Improbably, alternative-transportation-obsessed Ann Arbor is already a hotbed of car magazines: the late David E. Davis, Jr. moved Car and Driver from Manhattan in 1978, then launched Automobile here after breaking with C/D’s then-owners. But Road & Track has been based in Southern California for fifty years. Why move it now? “When Hearst bought these titles [Road & Track, Car and Driver, and Popular Mechanics], they sort of liked the idea of concentrating their business operations in certain areas,” Webster says in a phone interview. “Detroit makes a lot of sense, right? Because we kind of call it ‘America’s Stuttgart.’ This is sort of the home of the automotive industry–we want to be near that.”

Former C/D editor Csaba Csere suspects financial pressure is also at work. “I think Road & Track hasn’t been making any money,” he says. “Period. All of the car magazines, from what I gather, are making substantially less money than they did in the good old days.” And compared to California, Michigan “is a cheaper place to do business.”

In a phone interview with a Hearst PR person on the line, Webster had only good things to say about the magazine he’s inheriting. But Csere, who’s read R&T since he was a teenager in the 1960s, says it’s lost touch with younger car buffs. “It had become kind of a musty, self-referential magazine in a lot of ways,” he says. “I love old racing drivers and I love these guys who do great things, but you can’t run one or two stories a month about racing drivers whose careers happened before the average reader was born!”

R&T has only about half as many readers as C/D, 600,000 versus 1.2 million.

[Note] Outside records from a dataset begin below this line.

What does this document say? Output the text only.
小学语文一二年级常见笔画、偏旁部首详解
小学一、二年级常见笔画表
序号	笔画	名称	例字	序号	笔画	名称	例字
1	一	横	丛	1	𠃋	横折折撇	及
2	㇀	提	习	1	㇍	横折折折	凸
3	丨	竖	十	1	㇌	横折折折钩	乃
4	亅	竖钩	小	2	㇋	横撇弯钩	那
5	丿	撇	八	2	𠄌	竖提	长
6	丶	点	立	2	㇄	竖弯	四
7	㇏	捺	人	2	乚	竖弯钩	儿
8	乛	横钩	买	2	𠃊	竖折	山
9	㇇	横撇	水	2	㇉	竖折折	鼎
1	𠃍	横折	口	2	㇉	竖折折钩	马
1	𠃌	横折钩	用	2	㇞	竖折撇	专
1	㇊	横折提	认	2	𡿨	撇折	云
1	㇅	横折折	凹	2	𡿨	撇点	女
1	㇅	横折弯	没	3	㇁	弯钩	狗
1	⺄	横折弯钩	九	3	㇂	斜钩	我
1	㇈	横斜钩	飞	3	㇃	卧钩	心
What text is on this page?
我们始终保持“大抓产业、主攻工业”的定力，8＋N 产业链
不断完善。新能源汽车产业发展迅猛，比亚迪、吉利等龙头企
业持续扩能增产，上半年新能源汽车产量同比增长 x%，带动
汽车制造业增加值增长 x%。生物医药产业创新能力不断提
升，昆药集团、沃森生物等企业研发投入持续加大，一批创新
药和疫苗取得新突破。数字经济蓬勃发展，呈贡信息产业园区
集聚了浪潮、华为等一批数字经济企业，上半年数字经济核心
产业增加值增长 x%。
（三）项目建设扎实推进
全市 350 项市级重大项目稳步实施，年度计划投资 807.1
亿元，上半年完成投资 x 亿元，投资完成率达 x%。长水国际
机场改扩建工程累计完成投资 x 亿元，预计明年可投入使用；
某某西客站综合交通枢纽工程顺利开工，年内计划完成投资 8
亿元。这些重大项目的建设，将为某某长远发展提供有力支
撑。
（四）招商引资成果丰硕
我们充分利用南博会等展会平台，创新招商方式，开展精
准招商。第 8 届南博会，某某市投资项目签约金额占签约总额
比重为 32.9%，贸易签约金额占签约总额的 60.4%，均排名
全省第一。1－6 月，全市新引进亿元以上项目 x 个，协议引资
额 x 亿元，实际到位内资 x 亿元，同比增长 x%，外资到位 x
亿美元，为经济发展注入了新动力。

But Csere thinks his former protege has what it takes to pull off the radical makeover he thinks the magazine needs. Beneath an aw-shucks, “Huck Finn quality,” Csere says, Webster is “a good, solid magazine guy … People like working with him and for him.”

Hearst isn’t moving anyone from California, so aside from a couple of veteran R&T freelancers, Webster will be building his entire staff from scratch. His promising first hires: Sam Smith, a former associate editor at Automobile, and John Krewson, a veteran of The Onion. Both came to R&T from the website jalopnik.com.

There’s a poignant coda to the magazine’s move to Ann Arbor. Davis, who died last year, got his start in automotive publishing selling ads at Road & Track, and did his first writing for its clients. In his 1999 book Thus Spake David E., Davis recalled creating “an ad for a nice couple who were selling chamois cloths in the pages of Road and Track. The headline was, “I wish I could Chamois like My Sister Kate.”